Adding data via a boot script
Sometimes it is not possible to download a dataset from a single url,
and it requires multiple steps to fetch and process data from an online
source. This is common with data accessed via web services. In this
example we create a script where we write a short recipe of how to get
our data, and then register this in the DATA.bib
file. Firstly you
need to write a script, and for this example the following code will do
that for you:
cat('library(icesTAF)
library(sf)
download(
"https://gis.ices.dk/shapefiles/OSPAR_Subregions.zip"
)
unzip("OSPAR_Subregions.zip")
unlink("OSPAR_Subregions.zip")
areas <- st_read("OSPAR_subregions_20160418_3857.shp")
# write as csv
st_write(
areas, "ospar-areas.csv",
layer_options = "GEOMETRY=AS_WKT"
)
unlink(dir(pattern = "OSPAR_subregions_20160418_3857"))
',
file = "boot/ospar-areas.R"
)
bootsrap scripts such as this one, goes in the boot
folder,
example-1
¦--boot
¦ ¦--data
¦ ¦ ¦--HadSST.4.0.1.0_median.nc
¦ ¦ ¦--my-collection
¦ ¦ ¦ ¦--cars.csv
¦ ¦ ¦ °--trees.csv
¦ ¦ °--trees.csv
¦ ¦--DATA.bib
¦ ¦--initial
¦ ¦ °--data
¦ ¦ ¦--my-collection
¦ ¦ ¦ ¦--cars.csv
¦ ¦ ¦ °--trees.csv
¦ ¦ °--trees.csv
¦ °--ospar-areas.R
¦--data.R
¦--model.R
¦--output.R
°--report.R
and are decsribed in more detail in Bib entries. We then
document it and add an entry to the DATA.bib
however there are to
differences to note:
draft.data(
data.files = NULL,
data.scripts = "ospar-areas.R",
originator = "OSPAR",
title = "OSPAR areas",
file = TRUE,
append = TRUE
)
and after running
taf.boot()
## [12:28:58] Boot procedure running...
## Processing DATA.bib
## [12:28:58] * trees.csv
## [12:28:58] * my-collection
## [12:28:58] * HadSST.4.0.1.0_median.nc
## Skipping download of 'HadSST.4.0.1.0_median.nc' (already in place).

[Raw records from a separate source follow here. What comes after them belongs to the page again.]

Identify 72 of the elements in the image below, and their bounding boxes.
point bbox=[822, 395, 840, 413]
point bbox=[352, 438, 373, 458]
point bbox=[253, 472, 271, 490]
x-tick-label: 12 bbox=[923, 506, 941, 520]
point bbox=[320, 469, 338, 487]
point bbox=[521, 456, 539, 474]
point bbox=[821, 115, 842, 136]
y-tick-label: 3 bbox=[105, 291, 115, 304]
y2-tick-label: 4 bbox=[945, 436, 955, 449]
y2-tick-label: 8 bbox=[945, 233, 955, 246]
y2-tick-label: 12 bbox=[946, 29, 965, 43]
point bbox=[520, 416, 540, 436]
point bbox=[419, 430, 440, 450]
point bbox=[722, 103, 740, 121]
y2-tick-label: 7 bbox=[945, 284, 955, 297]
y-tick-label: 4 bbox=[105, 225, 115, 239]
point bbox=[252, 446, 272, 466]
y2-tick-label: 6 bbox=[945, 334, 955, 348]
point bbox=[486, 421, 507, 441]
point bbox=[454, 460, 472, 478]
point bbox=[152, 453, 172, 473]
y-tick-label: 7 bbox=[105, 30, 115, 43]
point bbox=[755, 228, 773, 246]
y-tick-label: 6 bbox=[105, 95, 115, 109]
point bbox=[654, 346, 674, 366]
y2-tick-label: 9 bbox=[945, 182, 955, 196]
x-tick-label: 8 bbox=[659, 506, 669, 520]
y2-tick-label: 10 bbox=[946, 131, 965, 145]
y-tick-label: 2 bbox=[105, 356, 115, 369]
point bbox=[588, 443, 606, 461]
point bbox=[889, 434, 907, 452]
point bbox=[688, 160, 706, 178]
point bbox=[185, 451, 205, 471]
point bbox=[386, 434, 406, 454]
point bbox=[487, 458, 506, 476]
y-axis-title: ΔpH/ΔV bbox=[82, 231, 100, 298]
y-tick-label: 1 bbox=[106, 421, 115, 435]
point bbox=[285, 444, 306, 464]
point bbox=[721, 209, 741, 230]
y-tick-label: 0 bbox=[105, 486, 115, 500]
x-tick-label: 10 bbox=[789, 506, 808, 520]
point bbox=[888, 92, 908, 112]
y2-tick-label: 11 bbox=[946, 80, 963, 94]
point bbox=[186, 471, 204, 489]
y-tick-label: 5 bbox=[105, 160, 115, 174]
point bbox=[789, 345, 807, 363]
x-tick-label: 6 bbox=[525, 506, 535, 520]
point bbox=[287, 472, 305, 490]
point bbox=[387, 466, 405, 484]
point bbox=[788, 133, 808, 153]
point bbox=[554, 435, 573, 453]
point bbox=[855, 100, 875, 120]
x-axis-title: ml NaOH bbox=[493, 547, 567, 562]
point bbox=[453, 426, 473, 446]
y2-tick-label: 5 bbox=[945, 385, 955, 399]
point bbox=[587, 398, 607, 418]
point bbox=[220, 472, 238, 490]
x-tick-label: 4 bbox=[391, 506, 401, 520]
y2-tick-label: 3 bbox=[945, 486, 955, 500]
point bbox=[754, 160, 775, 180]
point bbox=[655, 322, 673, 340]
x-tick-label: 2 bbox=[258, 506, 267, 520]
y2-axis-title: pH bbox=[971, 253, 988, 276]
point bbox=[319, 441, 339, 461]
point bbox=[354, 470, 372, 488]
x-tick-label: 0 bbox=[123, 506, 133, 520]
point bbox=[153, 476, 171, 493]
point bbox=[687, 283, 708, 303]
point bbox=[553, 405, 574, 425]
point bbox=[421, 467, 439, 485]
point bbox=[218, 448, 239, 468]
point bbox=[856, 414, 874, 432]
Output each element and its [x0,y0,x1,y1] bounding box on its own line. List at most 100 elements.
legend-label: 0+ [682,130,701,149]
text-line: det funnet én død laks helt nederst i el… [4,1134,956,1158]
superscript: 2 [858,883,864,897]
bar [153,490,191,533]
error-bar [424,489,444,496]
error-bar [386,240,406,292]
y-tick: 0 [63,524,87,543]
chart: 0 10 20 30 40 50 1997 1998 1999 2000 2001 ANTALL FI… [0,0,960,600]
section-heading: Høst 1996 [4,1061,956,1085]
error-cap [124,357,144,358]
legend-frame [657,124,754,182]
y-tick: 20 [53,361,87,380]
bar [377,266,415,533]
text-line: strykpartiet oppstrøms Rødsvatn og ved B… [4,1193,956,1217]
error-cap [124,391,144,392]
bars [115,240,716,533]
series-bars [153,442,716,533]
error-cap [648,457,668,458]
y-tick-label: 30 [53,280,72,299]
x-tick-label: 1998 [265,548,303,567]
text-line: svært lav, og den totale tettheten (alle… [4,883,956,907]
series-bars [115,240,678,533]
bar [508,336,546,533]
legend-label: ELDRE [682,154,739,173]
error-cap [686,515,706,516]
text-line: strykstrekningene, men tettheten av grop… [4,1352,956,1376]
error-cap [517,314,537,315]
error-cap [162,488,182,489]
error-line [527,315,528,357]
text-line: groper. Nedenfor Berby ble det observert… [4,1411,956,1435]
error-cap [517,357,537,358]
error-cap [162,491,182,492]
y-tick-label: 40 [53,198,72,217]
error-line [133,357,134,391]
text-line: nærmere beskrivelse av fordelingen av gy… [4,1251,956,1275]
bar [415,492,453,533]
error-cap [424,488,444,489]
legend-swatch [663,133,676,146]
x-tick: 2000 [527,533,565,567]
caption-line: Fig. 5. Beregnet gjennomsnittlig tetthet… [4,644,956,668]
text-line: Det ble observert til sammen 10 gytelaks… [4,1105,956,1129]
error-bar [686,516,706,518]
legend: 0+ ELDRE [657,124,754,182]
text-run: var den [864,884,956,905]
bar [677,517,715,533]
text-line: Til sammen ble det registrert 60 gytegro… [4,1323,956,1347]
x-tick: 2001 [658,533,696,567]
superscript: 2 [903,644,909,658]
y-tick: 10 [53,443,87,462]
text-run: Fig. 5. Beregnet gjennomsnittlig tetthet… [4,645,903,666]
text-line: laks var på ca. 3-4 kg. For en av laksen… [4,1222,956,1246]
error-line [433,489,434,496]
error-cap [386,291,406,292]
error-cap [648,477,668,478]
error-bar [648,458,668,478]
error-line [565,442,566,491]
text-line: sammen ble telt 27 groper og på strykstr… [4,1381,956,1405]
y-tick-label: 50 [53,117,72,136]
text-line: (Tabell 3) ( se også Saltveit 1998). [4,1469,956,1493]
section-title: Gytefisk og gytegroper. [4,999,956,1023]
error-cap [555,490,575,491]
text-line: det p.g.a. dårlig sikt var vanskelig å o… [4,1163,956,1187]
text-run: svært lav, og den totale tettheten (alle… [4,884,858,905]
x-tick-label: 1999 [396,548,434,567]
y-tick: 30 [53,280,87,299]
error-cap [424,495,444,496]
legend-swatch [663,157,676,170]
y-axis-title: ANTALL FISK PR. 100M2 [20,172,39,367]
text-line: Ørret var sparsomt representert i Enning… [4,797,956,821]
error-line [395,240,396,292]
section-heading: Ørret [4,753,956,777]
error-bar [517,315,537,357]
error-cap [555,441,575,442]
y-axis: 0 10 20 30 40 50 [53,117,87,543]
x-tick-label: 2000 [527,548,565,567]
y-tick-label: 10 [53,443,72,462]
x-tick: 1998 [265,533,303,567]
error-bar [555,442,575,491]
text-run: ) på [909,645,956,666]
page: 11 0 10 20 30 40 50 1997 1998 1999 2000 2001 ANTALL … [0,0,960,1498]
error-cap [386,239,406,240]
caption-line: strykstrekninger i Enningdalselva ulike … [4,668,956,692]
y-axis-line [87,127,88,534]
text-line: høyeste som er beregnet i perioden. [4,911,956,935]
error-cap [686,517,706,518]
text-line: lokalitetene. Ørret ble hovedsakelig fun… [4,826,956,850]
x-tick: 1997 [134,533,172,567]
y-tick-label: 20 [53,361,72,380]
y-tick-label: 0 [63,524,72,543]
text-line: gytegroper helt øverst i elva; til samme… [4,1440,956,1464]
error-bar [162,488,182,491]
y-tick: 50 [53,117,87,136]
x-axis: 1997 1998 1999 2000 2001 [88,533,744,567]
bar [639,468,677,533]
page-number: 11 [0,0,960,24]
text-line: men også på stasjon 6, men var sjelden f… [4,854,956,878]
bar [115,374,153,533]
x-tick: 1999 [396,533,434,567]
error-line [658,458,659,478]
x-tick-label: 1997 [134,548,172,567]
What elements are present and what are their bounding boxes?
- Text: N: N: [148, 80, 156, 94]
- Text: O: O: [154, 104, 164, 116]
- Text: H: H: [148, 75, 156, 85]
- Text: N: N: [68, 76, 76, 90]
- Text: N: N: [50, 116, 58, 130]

## [12:28:58] * ospar-areas
## Reading layer `OSPAR_subregions_20160418_3857' from data source
## `D:\TAF\templates-examples\doc.wiki\example-1\boot\data\ospar-areas\OSPAR_subregions_20160418_3857.shp' using driver `ESRI Shapefile'
## Simple feature collection with 50 features and 4 fields
## Geometry type: MULTIPOLYGON
## Dimension: XY
## Bounding box: xmin: -4898295 ymin: 4300621 xmax: 5677353 ymax: 30240970
## Projected CRS: WGS 84 / Pseudo-Mercator
## Writing layer `ospar-areas' to data source `ospar-areas.csv' using driver `CSV'
## options: GEOMETRY=AS_WKT
## Writing 50 features with 4 fields and geometry type Multi Polygon.
## [12:29:01] Boot procedure done
your project should now look like this:
example-1
¦--boot
¦ ¦--data
¦ ¦ ¦--HadSST.4.0.1.0_median.nc
¦ ¦ ¦--my-collection
¦ ¦ ¦ ¦--cars.csv
¦ ¦ ¦ °--trees.csv
¦ ¦ ¦--ospar-areas
¦ ¦ ¦ ¦--DISCLAIMER_GIS.txt
¦ ¦ ¦ °--ospar-areas.csv
¦ ¦ °--trees.csv
¦ ¦--DATA.bib
¦ ¦--initial
¦ ¦ °--data
¦ ¦ ¦--my-collection
¦ ¦ ¦ ¦--cars.csv
¦ ¦ ¦ °--trees.csv
¦ ¦ °--trees.csv
¦ °--ospar-areas.R
¦--data.R
¦--model.R
¦--output.R
°--report.R
Now we have a folder with the same name as the script we created, and inside this is any files created by the script.